Oil-immersion microscopy is a highly specialized type of microscope and must be used in an appropriate environment. In this type of microscopy, it is not advisable to use a sample slide covered in a glass cover for protection, since the glass cover blocks the fluorescent microscope light from entering the sample. This prevents the fluorescent signal from bouncing off the sample and hence reduces the intensity of the image. The sample should be placed on a microscope slide that has been previously coated with a gel or protein solution so that the sample will retain the fluorescent signal.
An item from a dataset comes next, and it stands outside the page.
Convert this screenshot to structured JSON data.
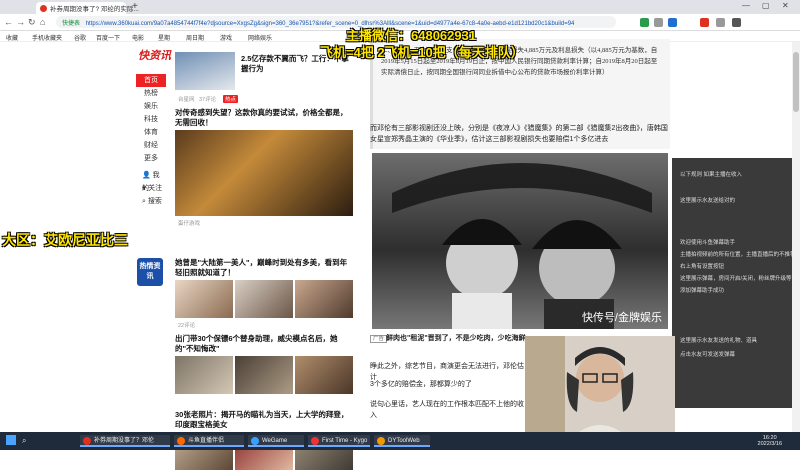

A specially designed microplate can also prevent the sample from scattering. However, this is not necessary if the slide is used in a normal microscope. Once the sample is inside the microscope, the oil droplets condense on the slide surface as the sample moves through the tube. This is called slowing of the sample. Oil droplets can be easily detected using a scanning electron microscope or a laser/ultraviolet lamp.

The microtube structure absorbs the oil droplets and allows them to be viewed easily with a highly sensitive carbon filter wheel. If the structure is non-aligned, the sample will display muddiness whereas an aligned structure produces a sharp image. Once the image is registered on the carbon plate, the sample is placed in a glass cylinder filled with water. Oil drops evaporate and the whole procedure is then repeated until the desired image is obtained.